Mangalyam is a 1954 Indian Tamil-language film directed by K. Somu and written by A. P. Nagarajan. The latter also stars (using the credit "Naalvar Nagarajan") alongside B. S. Saroja. The film was released on 11 June 1954.

== Plot ==

Kumar is a young and rich doctor who falls in love with the housemaid, Selvathaal. But his mother does not like their love affair and she chases away the housemaid. In the meantime, Kumar's sister falls in love with Kumar's friend Gopi. Selvathal becomes an actor with a new name, Manorama.

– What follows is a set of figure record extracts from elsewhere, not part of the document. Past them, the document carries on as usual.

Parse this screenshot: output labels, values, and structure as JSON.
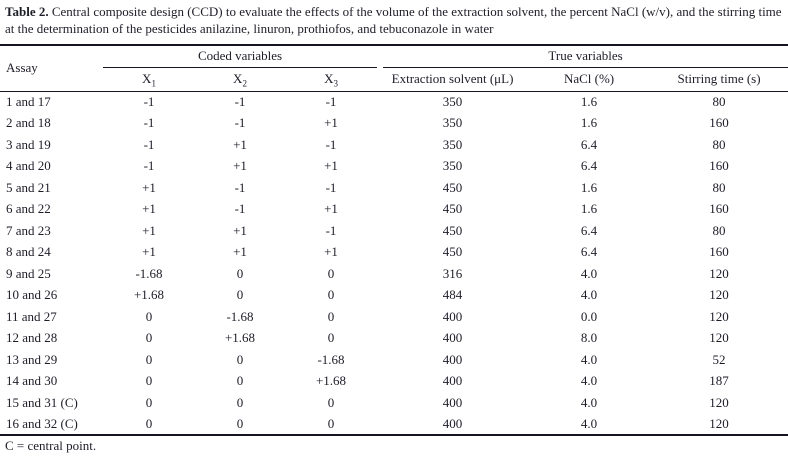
{
  "caption": {
    "label": "Table 2.",
    "text": "Central composite design (CCD) to evaluate the effects of the volume of the extraction solvent, the percent NaCl (w/v), and the stirring time at the determination of the pesticides anilazine, linuron, prothiofos, and tebuconazole in water"
  },
  "table": {
    "group_headers": {
      "assay": "Assay",
      "coded": "Coded variables",
      "true_vars": "True variables"
    },
    "sub_headers": {
      "x1_base": "X",
      "x1_sub": "1",
      "x2_base": "X",
      "x2_sub": "2",
      "x3_base": "X",
      "x3_sub": "3",
      "solvent": "Extraction solvent (μL)",
      "nacl": "NaCl (%)",
      "time": "Stirring time (s)"
    },
    "columns": [
      "Assay",
      "X1",
      "X2",
      "X3",
      "Extraction solvent (μL)",
      "NaCl (%)",
      "Stirring time (s)"
    ],
    "rows": [
      [
        "1 and 17",
        "-1",
        "-1",
        "-1",
        "350",
        "1.6",
        "80"
      ],
      [
        "2 and 18",
        "-1",
        "-1",
        "+1",
        "350",
        "1.6",
        "160"
      ],
      [
        "3 and 19",
        "-1",
        "+1",
        "-1",
        "350",
        "6.4",
        "80"
      ],
      [
        "4 and 20",
        "-1",
        "+1",
        "+1",
        "350",
        "6.4",
        "160"
      ],
      [
        "5 and 21",
        "+1",
        "-1",
        "-1",
        "450",
        "1.6",
        "80"
      ],
      [
        "6 and 22",
        "+1",
        "-1",
        "+1",
        "450",
        "1.6",
        "160"
      ],
      [
        "7 and 23",
        "+1",
        "+1",
        "-1",
        "450",
        "6.4",
        "80"
      ],
      [
        "8 and 24",
        "+1",
        "+1",
        "+1",
        "450",
        "6.4",
        "160"
      ],
      [
        "9 and 25",
        "-1.68",
        "0",
        "0",
        "316",
        "4.0",
        "120"
      ],
      [
        "10 and 26",
        "+1.68",
        "0",
        "0",
        "484",
        "4.0",
        "120"
      ],
      [
        "11 and 27",
        "0",
        "-1.68",
        "0",
        "400",
        "0.0",
        "120"
      ],
      [
        "12 and 28",
        "0",
        "+1.68",
        "0",
        "400",
        "8.0",
        "120"
      ],
      [
        "13 and 29",
        "0",
        "0",
        "-1.68",
        "400",
        "4.0",
        "52"
      ],
      [
        "14 and 30",
        "0",
        "0",
        "+1.68",
        "400",
        "4.0",
        "187"
      ],
      [
        "15 and 31 (C)",
        "0",
        "0",
        "0",
        "400",
        "4.0",
        "120"
      ],
      [
        "16 and 32 (C)",
        "0",
        "0",
        "0",
        "400",
        "4.0",
        "120"
      ]
    ],
    "footnote": "C = central point."
  }
}
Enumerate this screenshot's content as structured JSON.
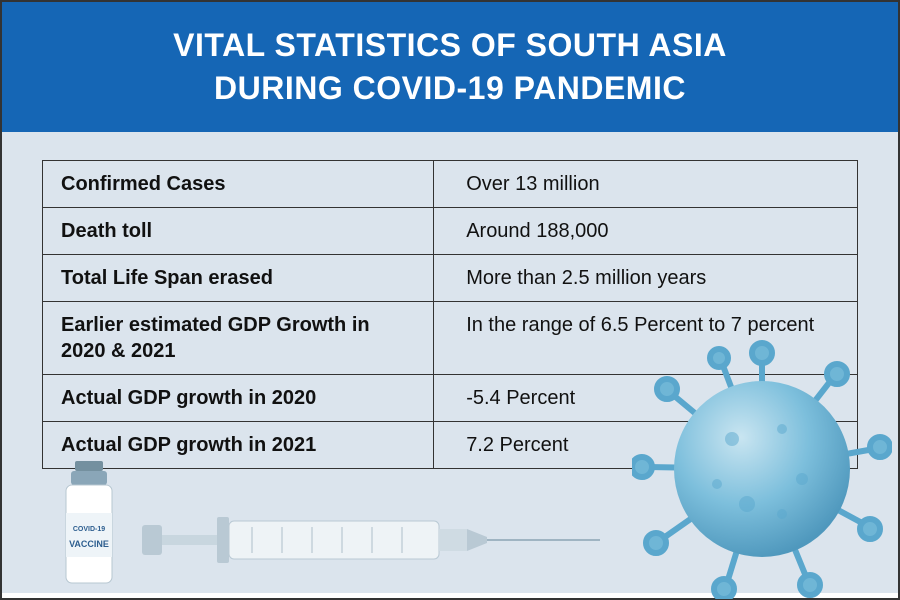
{
  "header": {
    "line1": "VITAL STATISTICS OF SOUTH ASIA",
    "line2": "DURING COVID-19 PANDEMIC",
    "bg_color": "#1566b5",
    "text_color": "#ffffff",
    "fontsize": 32
  },
  "body": {
    "bg_color": "#dbe4ed"
  },
  "table": {
    "border_color": "#333333",
    "label_font_weight": "bold",
    "fontsize": 20,
    "rows": [
      {
        "label": "Confirmed Cases",
        "value": "Over 13 million"
      },
      {
        "label": "Death toll",
        "value": "Around 188,000"
      },
      {
        "label": "Total Life Span erased",
        "value": "More than 2.5 million years"
      },
      {
        "label": "Earlier estimated GDP Growth in 2020 & 2021",
        "value": "In the range of 6.5 Percent to 7 percent"
      },
      {
        "label": "Actual GDP growth in 2020",
        "value": "-5.4 Percent"
      },
      {
        "label": "Actual GDP growth in 2021",
        "value": " 7.2 Percent"
      }
    ]
  },
  "illustration": {
    "vial": {
      "body_color": "#ffffff",
      "cap_color": "#8aa6b8",
      "label_color": "#3a6fa5",
      "label_line1": "COVID-19",
      "label_line2": "VACCINE"
    },
    "syringe": {
      "barrel_color": "#e6edf2",
      "plunger_color": "#b9c9d4",
      "needle_color": "#9fb4c2"
    },
    "virus": {
      "body_color": "#6fb6d6",
      "spike_color": "#5aa7cd",
      "highlight_color": "#c9e5f1"
    }
  }
}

Kumar and Gopi go in search of Selvathal. Another person is after the actor. He kidnaps her and places her in a hideout.

== Cast ==

- Male cast
- Naalvar Nagarajan as Kumar
- M. N. Nambiar as Gopi
- S. A. Natarajan as Raja
- K. V. Srinivasan as Balu
- V. M. Ezhumalai as Va. Mu. Kazhugumalai
- A. Karunanidhi as Mani
- T. S. Loganathan as Mangalakaram Pillai
- K. N. Kaleswaran as Kalai
- S. R. Dasarathan as Groom
- Male Support cast
- A. R. Dhamotharam, M. M. A. Chinnapa,
N. P. Noor Mohammed, R. Sathyendran, P. S. Marimuthu,
R. T. Kurunathan, C. R. Raju, and Gauthama Das.

- Female cast
- B. S. Saroja as Selva
- P. R. Sulochana as Lakshmi
- S. Mohana as Nalina
- C. T. Rajakantham as Vadivambal
- P. S. Gnanam as Jagathambal
- Rushyendramani as Queen Mangammal
- P. Kanaka as Roopayi
- Vijayakumari as Bride
- Female Support cast
- Shanthammal, Komathi

== Production ==
The film was produced by M. A. Venu under the banner M. A. V. Pictures. K. Somu directed the film. It was made at Central Studios Coimbatore.

== Soundtrack ==
Music was composed by K. V. Mahadevan.

Song: Singers; Lyrics; Length
"Nalla Kaalam Porandhiduchu": T. M. Soundararajan & group; Ka. Mu. Sheriff; 03:31
"Vaazhvadhu Ponaalum": T. M. Soundararajan; 02:00
"Thottatthu Rojaa Malarndhadhu Raajaa": Jikki; 03:21
"Dhiname Unai Ninaindhu": 03:17
"Ottumiru Ullanthanai Vettuvathu": (Radha) Jayalakshmi; A. Maruthakasi; 02:32
"Ninaitthaaley Inbam Tharum": 02:55
"Koojaa Koojaa": T. M. Soundararajan & K. R. Sellamuthu; 02:52

== Reception ==
The Hindu wrote, "Nagarajan, in the leading role, gives a performance beautiful in its delicacy. The playing in general is impressive".